Катастрофы подобного масштаба будут грозить нам снова. Когда именно – никто не знает, ведь эти столкновения случайны. Никоим образом нельзя сказать, что их вероятность возрастает по мере того, как промежуток между ними увеличивается. Такое может произойти и при нашей жизни, но вряд ли, поскольку столь громадные метеориты падают в среднем раз в сотни миллионов лет. Более мелкие, но все же опасные астероиды, достаточно крупные, чтобы разрушить город величиной с Хиросиму, врезаются в Землю каждый век или два. А не беспокоит это нас потому, что бо́льшая часть поверхности нашей планеты необитаема. Да и они, разумеется, не падают регулярно. Нельзя посмотреть на календарь и сказать: «Скоро следующий».
За советы и информацию по этой теме я благодарю знаменитого астронавта Расти Швайкарта, ставшего самым известным борцом за то, чтобы принимать данный риск всерьез и пытаться как-то его предотвратить. Но что мы можем сделать? Что могли бы сделать динозавры, будь у них телескопы, инженеры и математики?
Первым делом необходимо обнаружить приближающийся объект. Слово «приближающийся» может создать неверное впечатление о природе проблемы. Это не несущиеся прямо на нас пули, видимые все четче и четче по мере своего приближения. И Земля, и угрожающий ей объект движутся по эллиптическим орбитам вокруг Солнца. При обнаружении астероида нам следует вычислить его орбиту – а это можно сделать тем точнее, чем больше мы проведем наблюдений, – и рассчитать, не пересечется ли она когда-нибудь в будущем (быть может, через много десятилетий) с орбитой нашей планеты.

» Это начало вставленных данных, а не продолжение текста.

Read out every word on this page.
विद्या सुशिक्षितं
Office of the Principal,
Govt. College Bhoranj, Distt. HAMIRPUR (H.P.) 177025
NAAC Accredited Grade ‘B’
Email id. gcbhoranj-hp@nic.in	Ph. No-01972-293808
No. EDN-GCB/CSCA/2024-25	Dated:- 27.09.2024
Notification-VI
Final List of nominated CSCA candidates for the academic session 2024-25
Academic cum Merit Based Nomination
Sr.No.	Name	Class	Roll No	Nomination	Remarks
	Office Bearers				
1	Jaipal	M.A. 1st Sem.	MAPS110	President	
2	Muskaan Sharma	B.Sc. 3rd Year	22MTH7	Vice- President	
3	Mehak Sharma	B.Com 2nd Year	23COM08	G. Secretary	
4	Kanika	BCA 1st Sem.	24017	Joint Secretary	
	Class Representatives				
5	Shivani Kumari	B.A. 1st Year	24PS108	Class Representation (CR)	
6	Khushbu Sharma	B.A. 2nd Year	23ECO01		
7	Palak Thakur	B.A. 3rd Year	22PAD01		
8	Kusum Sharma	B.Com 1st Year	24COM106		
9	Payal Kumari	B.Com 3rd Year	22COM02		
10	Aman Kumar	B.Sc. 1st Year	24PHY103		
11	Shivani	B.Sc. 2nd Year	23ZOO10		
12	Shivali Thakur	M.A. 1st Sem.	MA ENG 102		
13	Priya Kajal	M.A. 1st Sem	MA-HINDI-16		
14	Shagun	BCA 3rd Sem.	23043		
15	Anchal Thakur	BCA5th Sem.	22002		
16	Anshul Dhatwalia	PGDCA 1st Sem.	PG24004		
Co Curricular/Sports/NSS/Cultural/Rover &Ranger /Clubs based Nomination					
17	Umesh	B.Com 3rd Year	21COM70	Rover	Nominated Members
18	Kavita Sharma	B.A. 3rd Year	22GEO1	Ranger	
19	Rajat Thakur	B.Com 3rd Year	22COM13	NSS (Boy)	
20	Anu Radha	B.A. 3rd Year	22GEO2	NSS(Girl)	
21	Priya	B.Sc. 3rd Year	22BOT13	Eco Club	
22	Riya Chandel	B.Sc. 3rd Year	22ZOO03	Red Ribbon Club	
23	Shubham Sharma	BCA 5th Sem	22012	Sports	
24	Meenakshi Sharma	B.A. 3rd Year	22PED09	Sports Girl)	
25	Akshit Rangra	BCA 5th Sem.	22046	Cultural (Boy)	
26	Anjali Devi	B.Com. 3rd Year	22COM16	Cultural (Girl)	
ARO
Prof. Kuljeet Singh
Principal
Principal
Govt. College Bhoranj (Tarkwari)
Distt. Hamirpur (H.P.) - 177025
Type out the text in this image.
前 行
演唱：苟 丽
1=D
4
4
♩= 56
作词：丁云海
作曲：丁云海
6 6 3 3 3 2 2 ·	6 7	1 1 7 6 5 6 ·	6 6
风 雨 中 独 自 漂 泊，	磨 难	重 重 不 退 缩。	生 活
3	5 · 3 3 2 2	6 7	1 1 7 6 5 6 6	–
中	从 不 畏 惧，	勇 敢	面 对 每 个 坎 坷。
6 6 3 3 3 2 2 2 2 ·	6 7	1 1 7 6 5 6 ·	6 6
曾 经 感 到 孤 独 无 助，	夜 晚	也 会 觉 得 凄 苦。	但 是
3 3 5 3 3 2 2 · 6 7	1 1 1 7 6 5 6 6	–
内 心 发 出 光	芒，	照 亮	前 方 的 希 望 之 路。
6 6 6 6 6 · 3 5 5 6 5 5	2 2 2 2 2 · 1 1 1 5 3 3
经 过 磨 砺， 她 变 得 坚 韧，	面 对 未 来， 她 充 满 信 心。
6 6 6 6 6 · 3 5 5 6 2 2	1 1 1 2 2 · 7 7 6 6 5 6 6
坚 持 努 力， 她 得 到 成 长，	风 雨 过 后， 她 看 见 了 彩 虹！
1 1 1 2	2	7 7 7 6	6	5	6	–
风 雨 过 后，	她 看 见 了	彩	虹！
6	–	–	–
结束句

Когда астероид обнаружен и его орбита точно определена, все остальное – просто математика.
Рябой лик Луны – тревожная иллюстрация тех бедствий, которых мы избегаем благодаря защите земной атмосферы. Статистическое распределение лунных кратеров различного диаметра позволяет нам понять истинное положение вещей, задает некий базовый уровень для оценки наших скромных успехов в заблаговременном обнаружении опасных космических объектов.
Чем крупнее астероид, тем проще его выявить. Мелкие – в том числе и такие «мелкие», что способны разрушить целый город, – вообще трудно детектируемы и потому запросто могут явиться почти, или даже совсем, без предупреждения. Нам необходимо совершенствовать свое умение обнаруживать астероиды. А это значит наращивать количество широкоугольных телескопов для мониторинга, в том числе инфракрасных на орбите, расположенных вне искажающего влияния атмосферы Земли.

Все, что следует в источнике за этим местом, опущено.